De retour de Montreuil, je me suis plongée dans Cogito de Victor Dixen. J’aurais dû le faire dédicacer (je n’étais que 23e de la file après tout), mais j’ai préféré ne pas rater l’hommage à Pierre Bottero organisé par Rageot.

 

Un don du ciel…
Roxane, dix-huit ans, a plongé dans la délinquance quand ses parents ont perdu leur emploi, remplacés par des robots. Sa dernière chance de décrocher le Brevet d’Accès aux Corporations : un stage de programmation neuronale, une nouvelle technologie promettant de transformer n’importe qui en génie.
…ou un pacte avec le diable ?

Pour les vacances de printemps, Roxane s’envole pour les îles Fortunées, un archipel tropical futuriste entièrement dédié au cyber-bachotage. Mais cette méthode expérimentale qui utilise l’intelligence artificielle pour ” améliorer ” la substance même de l’esprit humain est-elle vraiment sûre ? En offrant son cerveau à la science, Roxane a-t-elle vendu son âme au diable ?
Demain, l’intelligence artificielle envahira toutes les strates de la société.
L’ultime frontière sera notre cerveau.

 

J’ai beaucoup entendu parler de ce livre à sa sortie (enfin on l’a vu partout surtout). J’ai lu le premier tome de Phobos (et peut-être le deuxième, je ne sais plus) du même auteur mais ça commence à dater (et j’oublie assez vite mes lectures), donc j’ai commencé ce roman sans trop d’a priori. La thématique me tentait bien (même si un autre de ces récents romans, Extincta, me faisait aussi de l’oeil) et ce fut une bonne lecture dans l’ensemble. 

L’univers et l’ambiance développé·es par Victor Dixen sont, pour moi, les points forts de ce roman. Cette société où les robots prennent de plus en plus la place de l’homme, où le travail manuel perd de la valeur… Certain·es sont embauché·es pour passer derrière le travail des robots, pour récupérer ce qui aurait pu avoir été loupé, et c’est assez intéressant. Les robots sont, un peu comme maintenant, de plus en plus développés et servent de plus en plus à remplacer les humains. Ils occupent toute une partie des emplois et beaucoup d’humains se retrouvent sans rien. En conséquence de quoi, l’équivalent du BAC devient un moment crucial. Les jeunes doivent faire leurs preuves au plus tôt et être sélectionnés s’ils ne veulent pas finir à ramasser les ordures derrières les robots. C’est là qu’intervient l’intelligence artificielle.

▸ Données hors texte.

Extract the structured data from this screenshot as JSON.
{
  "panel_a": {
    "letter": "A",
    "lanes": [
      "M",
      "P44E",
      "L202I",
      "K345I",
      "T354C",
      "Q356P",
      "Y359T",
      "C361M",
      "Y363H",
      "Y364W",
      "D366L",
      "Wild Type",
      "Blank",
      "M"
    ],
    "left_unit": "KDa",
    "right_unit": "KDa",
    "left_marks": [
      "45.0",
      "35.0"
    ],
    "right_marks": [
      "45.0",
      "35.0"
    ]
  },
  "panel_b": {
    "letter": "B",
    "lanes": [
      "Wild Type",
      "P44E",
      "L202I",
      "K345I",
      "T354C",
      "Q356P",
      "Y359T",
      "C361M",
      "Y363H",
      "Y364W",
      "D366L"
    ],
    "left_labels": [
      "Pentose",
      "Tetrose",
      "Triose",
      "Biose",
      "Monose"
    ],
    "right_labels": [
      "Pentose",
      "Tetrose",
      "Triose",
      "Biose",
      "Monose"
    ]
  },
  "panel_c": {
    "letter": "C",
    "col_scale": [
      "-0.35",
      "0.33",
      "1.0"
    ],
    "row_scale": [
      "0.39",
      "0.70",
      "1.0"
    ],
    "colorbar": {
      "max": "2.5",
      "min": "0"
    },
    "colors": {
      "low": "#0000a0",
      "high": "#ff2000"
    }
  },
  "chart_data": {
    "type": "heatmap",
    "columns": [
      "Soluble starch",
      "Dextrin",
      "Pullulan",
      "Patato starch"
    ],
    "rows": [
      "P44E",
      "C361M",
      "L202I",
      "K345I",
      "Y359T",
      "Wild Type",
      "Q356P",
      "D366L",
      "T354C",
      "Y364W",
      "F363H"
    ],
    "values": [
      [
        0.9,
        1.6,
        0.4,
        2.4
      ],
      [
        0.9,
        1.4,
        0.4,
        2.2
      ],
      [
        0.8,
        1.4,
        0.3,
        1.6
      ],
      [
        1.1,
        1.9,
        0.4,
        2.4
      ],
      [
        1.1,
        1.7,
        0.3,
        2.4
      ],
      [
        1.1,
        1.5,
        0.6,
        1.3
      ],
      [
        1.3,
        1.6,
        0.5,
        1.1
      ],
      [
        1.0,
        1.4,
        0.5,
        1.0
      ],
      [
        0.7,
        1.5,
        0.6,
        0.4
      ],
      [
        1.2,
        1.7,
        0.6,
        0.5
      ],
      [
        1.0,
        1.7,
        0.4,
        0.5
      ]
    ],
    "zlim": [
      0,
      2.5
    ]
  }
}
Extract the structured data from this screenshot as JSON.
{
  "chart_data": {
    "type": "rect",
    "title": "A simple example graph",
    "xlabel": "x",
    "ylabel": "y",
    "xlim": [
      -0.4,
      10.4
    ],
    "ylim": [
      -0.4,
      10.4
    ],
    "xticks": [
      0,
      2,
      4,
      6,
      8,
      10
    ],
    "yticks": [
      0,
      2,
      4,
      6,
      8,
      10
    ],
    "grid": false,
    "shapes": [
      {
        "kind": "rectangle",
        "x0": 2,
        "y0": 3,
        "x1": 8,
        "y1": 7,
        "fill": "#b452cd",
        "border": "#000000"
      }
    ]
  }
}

Une sorte d’Elon Musk de cet univers a inventé une manière de télécharger des connaissances et des savoir-faire directement dans des cerveaux. Un moyen pratique d’être certain des résultats de vos enfants au bac (surtout quand ils sont censés hériter de grosses entreprises). Roxane, à la vie plus que chaotique, a la chance de se voir choisie comme boursière et d’accéder à l’opportunité de changer de vie. Mais, of course, rien ne se passera comme prévu. Les problèmes mettent un peu de temps à vraiment démarrer avant qu’il se passe beaucoup de choses. Certains aspects du scénario sont assez faciles à deviner. En même temps, difficile de révolutionner le genre. Mais je me suis quand même laissée prendre au jeu. Et la fin ouvre sur quelque chose et des réflexions intéressantes. 

Les personnages ne m’ont pas paru renversants. Rox, bien qu’évoluant au cours du roman, est assez stéréotypée et classique. De l’ado rebelle, en colère contre tout et tout le monde (pour plus ou moins de bonnes raisons), elle va finir par comprendre les raisons de sa colère et tout et tout… Difficile de s’y attacher du coup. C’est un peu pareil avec les autres personnages qui finissent, pour la plupart, par sortir de leurs stéréotypes pour devenir tous beaux et gentils.

 

En bref, c’était plutôt une bonne lecture ; mais surtout car je me suis laissée prendre au jeu et que la thématique et certaines réflexions étaient vraiment intéressantes. Je n’ai, par contre, que très peu eu d’attachement envers les personnages.

    • Kin
    • 17 décembre 2019
    Répondre

    Et bin on a à peu près le même avis je crois ! C’était sympa mais pas fou ^^

      • Sphinxou
      • 21 décembre 2019
      Répondre

      Ouaip, ça résume bien !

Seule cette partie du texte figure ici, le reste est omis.